Reconnaissance faciale et police en France : ce que la loi autorise (et interdit) vraiment en 2026

En France, la reconnaissance faciale en temps réel par les forces de l'ordre est en principe interdite par l'AI Act européen, avec seulement trois exceptions strictes nécessitant une autorisation judiciaire. Après l'expérimentation encadrée des Jeux Olympiques 2023, aucune loi française n'a établi de cadre permanent, laissant un vide juridique au cœur d'un débat public relancé en 2026.

· 11 min de lecture · 2188 mots · IA et Droit
reconnaissance faciale AI Act biométrie forces de l'ordre CNIL

La reconnaissance faciale par les forces de l'ordre est légalement encadrée en France par un faisceau complexe de textes qui en limitent strictement l'usage.

Depuis la polémique de mars 2026 — déclenchée par la révélation de l'utilisation de systèmes d'identification biométrique lors d'opérations de maintien de l'ordre — la question du droit applicable à la reconnaissance faciale algorithmique s'est imposée au cœur du débat public. Entre l'AI Act européen, entré en vigueur en août 2024, les dispositions de la loi relative aux Jeux Olympiques (loi du 19 mai 2023), et les exigences constitutionnelles de protection des droits fondamentaux, le juriste est confronté à une zone de friction inédite. Cet article vous guide à travers les méandres d'un encadrement juridique qui reste, en 2026, partiellement inachevé.


Contexte juridique

L'AI Act classe la reconnaissance faciale en temps réel dans l'espace public comme un usage "à haut risque", voire interdit en principe.

L'AI Act (Règlement (UE) 2024/1689), publié au Journal officiel de l'Union européenne le 12 juillet 2024 et partiellement applicable depuis août 2024, constitue le premier cadre réglementaire mondial dédié à l'intelligence artificielle. Son article 5 pose une interdiction de principe des systèmes d'identification biométrique à distance en temps réel dans les espaces accessibles au public à des fins répressives. Il s'agit d'une des rares catégories rangées dans les "pratiques interdites" (Titre II du règlement).

Toutefois, le législateur européen a ménagé trois exceptions strictes, codifiées à l'article 5, paragraphe 1, point d) :

  1. La recherche ciblée de victimes de certaines infractions pénales graves (enlèvement, traite d'êtres humains, exploitation sexuelle) ;
  2. La prévention d'une menace terroriste spécifique, substantielle et imminente ;
  3. La localisation ou identification d'une personne soupçonnée d'avoir commis une infraction pénale grave listée à l'annexe II du règlement.

Ces exceptions sont assorties de conditions cumulatives : autorisation préalable d'une autorité judiciaire ou administrative indépendante, nécessité absolue et proportionnalité, limitation temporelle et géographique stricte, notification obligatoire à l'autorité de surveillance du marché.

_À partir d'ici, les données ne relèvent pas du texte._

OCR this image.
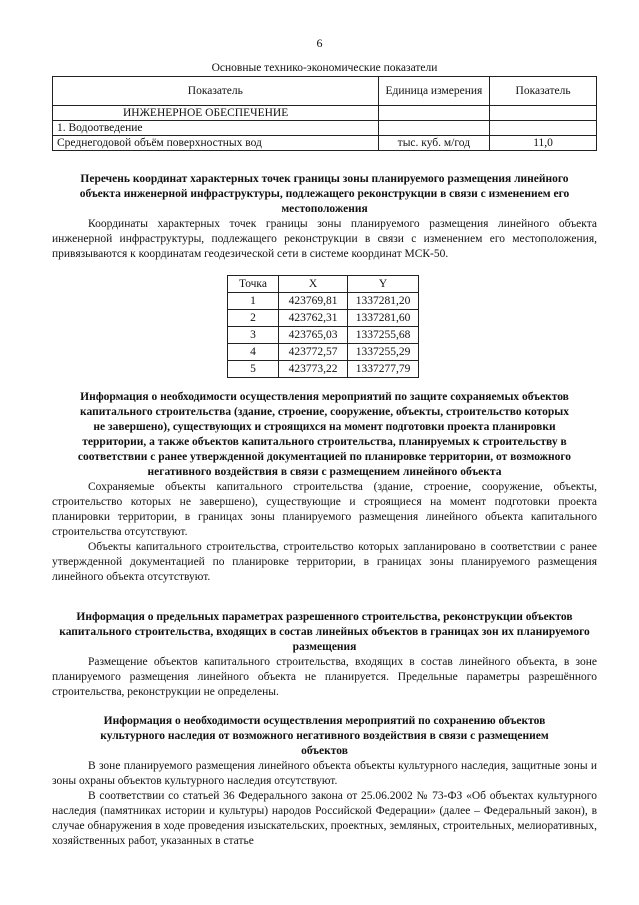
6
Основные технико-экономические показатели
Показатель	Единица измерения	Показатель
ИНЖЕНЕРНОЕ ОБЕСПЕЧЕНИЕ		
1. Водоотведение		
Среднегодовой объём поверхностных вод	тыс. куб. м/год	11,0
Перечень координат характерных точек границы зоны планируемого размещения линейного объекта инженерной инфраструктуры, подлежащего реконструкции в связи с изменением его местоположения
Координаты характерных точек границы зоны планируемого размещения линейного объекта инженерной инфраструктуры, подлежащего реконструкции в связи с изменением его местоположения, привязываются к координатам геодезической сети в системе координат МСК-50.
Точка	X	Y
1	423769,81	1337281,20
2	423762,31	1337281,60
3	423765,03	1337255,68
4	423772,57	1337255,29
5	423773,22	1337277,79
Информация о необходимости осуществления мероприятий по защите сохраняемых объектов капитального строительства (здание, строение, сооружение, объекты, строительство которых не завершено), существующих и строящихся на момент подготовки проекта планировки территории, а также объектов капитального строительства, планируемых к строительству в соответствии с ранее утвержденной документацией по планировке территории, от возможного негативного воздействия в связи с размещением линейного объекта
Сохраняемые объекты капитального строительства (здание, строение, сооружение, объекты, строительство которых не завершено), существующие и строящиеся на момент подготовки проекта планировки территории, в границах зоны планируемого размещения линейного объекта капитального строительства отсутствуют.
Объекты капитального строительства, строительство которых запланировано в соответствии с ранее утвержденной документацией по планировке территории, в границах зоны планируемого размещения линейного объекта отсутствуют.
Информация о предельных параметрах разрешенного строительства, реконструкции объектов капитального строительства, входящих в состав линейных объектов в границах зон их планируемого размещения
Размещение объектов капитального строительства, входящих в состав линейного объекта, в зоне планируемого размещения линейного объекта не планируется. Предельные параметры разрешённого строительства, реконструкции не определены.
Информация о необходимости осуществления мероприятий по сохранению объектов культурного наследия от возможного негативного воздействия в связи с размещением объектов
В зоне планируемого размещения линейного объекта объекты культурного наследия, защитные зоны и зоны охраны объектов культурного наследия отсутствуют.
В соответствии со статьей 36 Федерального закона от 25.06.2002 № 73-ФЗ «Об объектах культурного наследия (памятниках истории и культуры) народов Российской Федерации» (далее – Федеральный закон), в случае обнаружения в ходе проведения изыскательских, проектных, земляных, строительных, мелиоративных, хозяйственных работ, указанных в статье
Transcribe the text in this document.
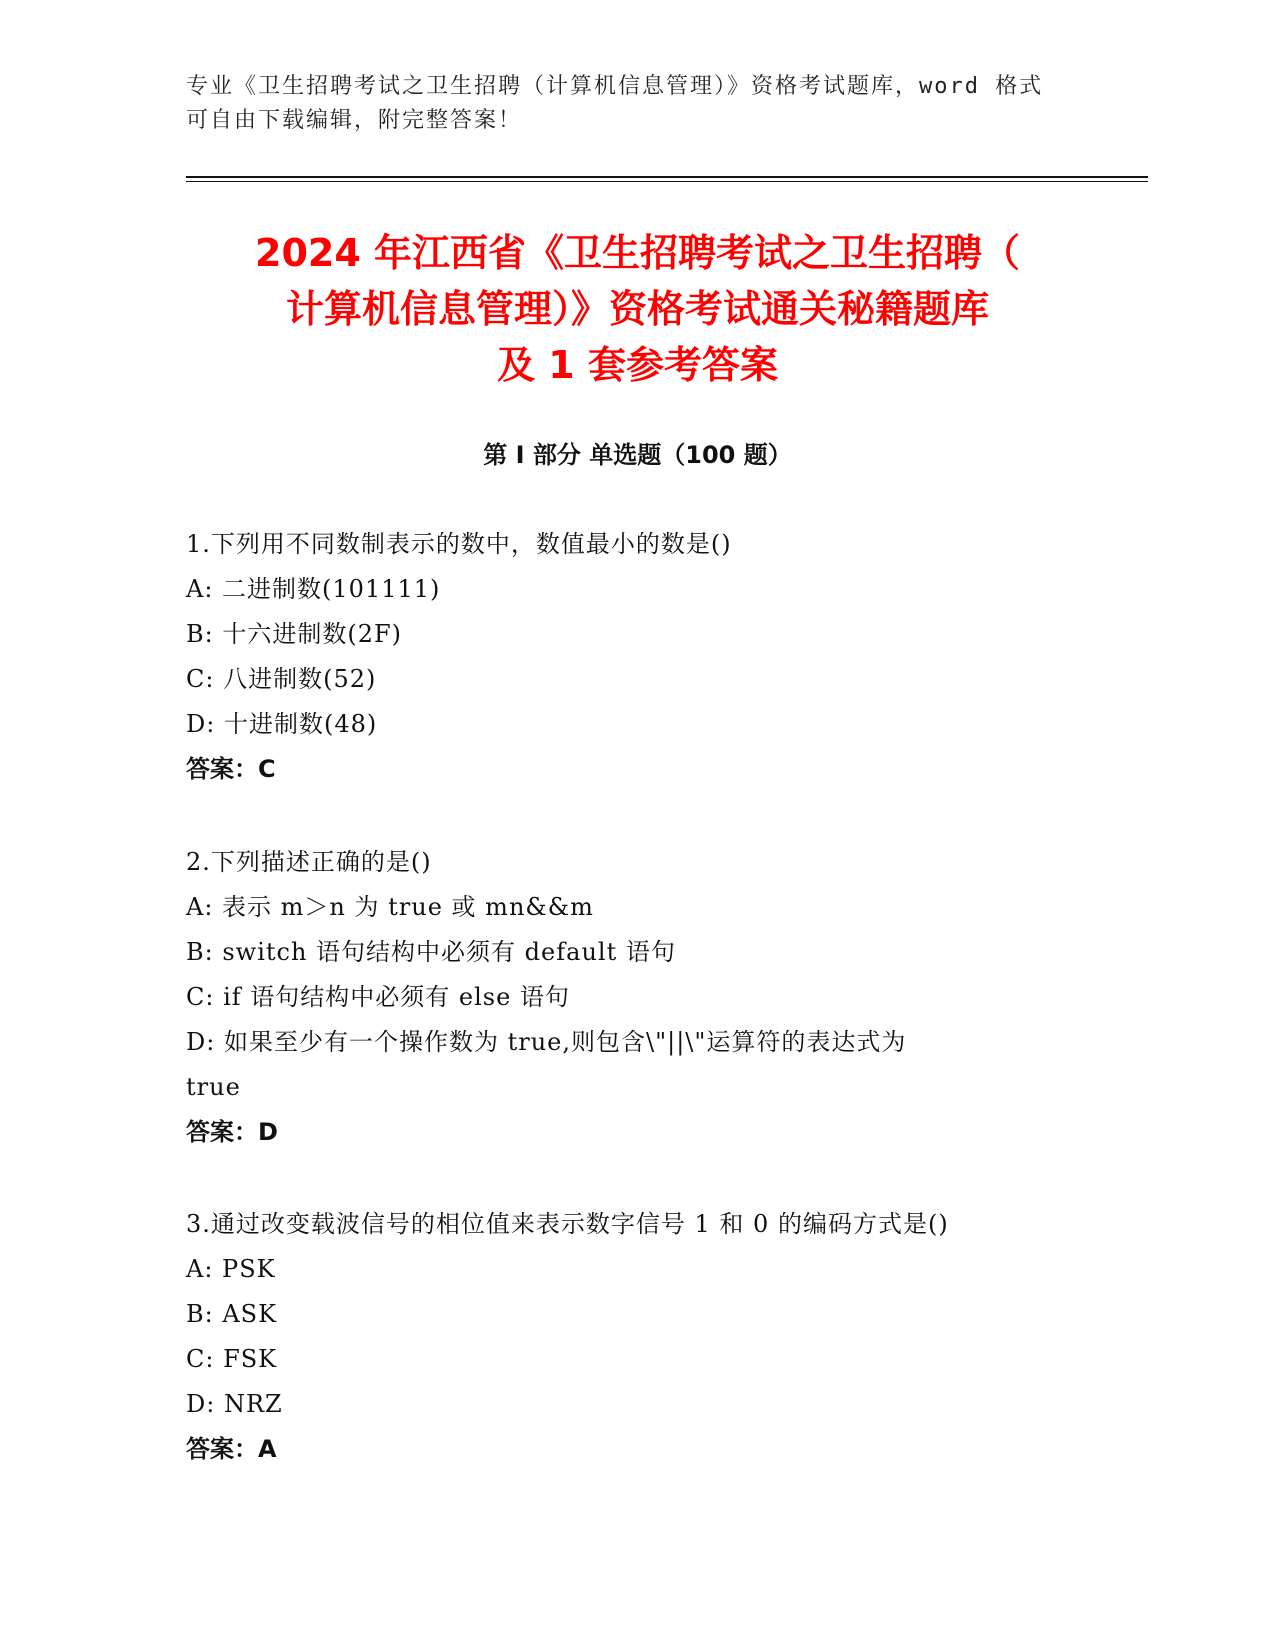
专业《卫生招聘考试之卫生招聘（计算机信息管理）》资格考试题库，word 格式
可自由下载编辑，附完整答案！
2024 年江西省《卫生招聘考试之卫生招聘（
计算机信息管理）》资格考试通关秘籍题库
及 1 套参考答案
第 I 部分 单选题（100 题）
1.下列用不同数制表示的数中，数值最小的数是()
A: 二进制数(101111)
B: 十六进制数(2F)
C: 八进制数(52)
D: 十进制数(48)
答案：C
2.下列描述正确的是()
A: 表示 m＞n 为 true 或 mn&&m
B: switch 语句结构中必须有 default 语句
C: if 语句结构中必须有 else 语句
D: 如果至少有一个操作数为 true,则包含\"||\"运算符的表达式为
true
答案：D
3.通过改变载波信号的相位值来表示数字信号 1 和 0 的编码方式是()
A: PSK
B: ASK
C: FSK
D: NRZ
答案：A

En droit français, la base législative complémentaire réside dans la loi n° 2023-380 du 19 mai 2023 relative aux Jeux Olympiques et Paralympiques, qui a temporairement autorisé — à titre expérimental jusqu'au 31 mars 2025 — l'utilisation de systèmes d'analyse d'images par algorithme dans les espaces publics. Cette expérimentation, pilotée sous contrôle de la CNIL, excluait expressément toute identification biométrique individuelle. Or la frontière entre "analyse comportementale de la foule" et "identification de personnes" est, selon plusieurs experts, techniquement poreuse.


Analyse approfondie

En France, aucun texte post-JO n'a pérennisé un cadre légal autorisant la reconnaissance faciale policière, créant un vide juridique dangereux.

Les textes en tension

La loi n° 78-17 du 6 janvier 1978 (loi Informatique et Libertés), modifiée pour transposer le RGPD et la directive Police-Justice (2016/680/UE), encadre en droit interne le traitement des données biométriques. Son article 88 impose que tout traitement de données biométriques à des fins de prévention et de détection des infractions repose sur une base légale explicite, une nécessité absolue et des garanties spécifiques. À ce jour, aucune loi française n'a explicitement autorisé la reconnaissance faciale en temps réel dans les espaces publics à des fins de maintien de l'ordre ordinaire.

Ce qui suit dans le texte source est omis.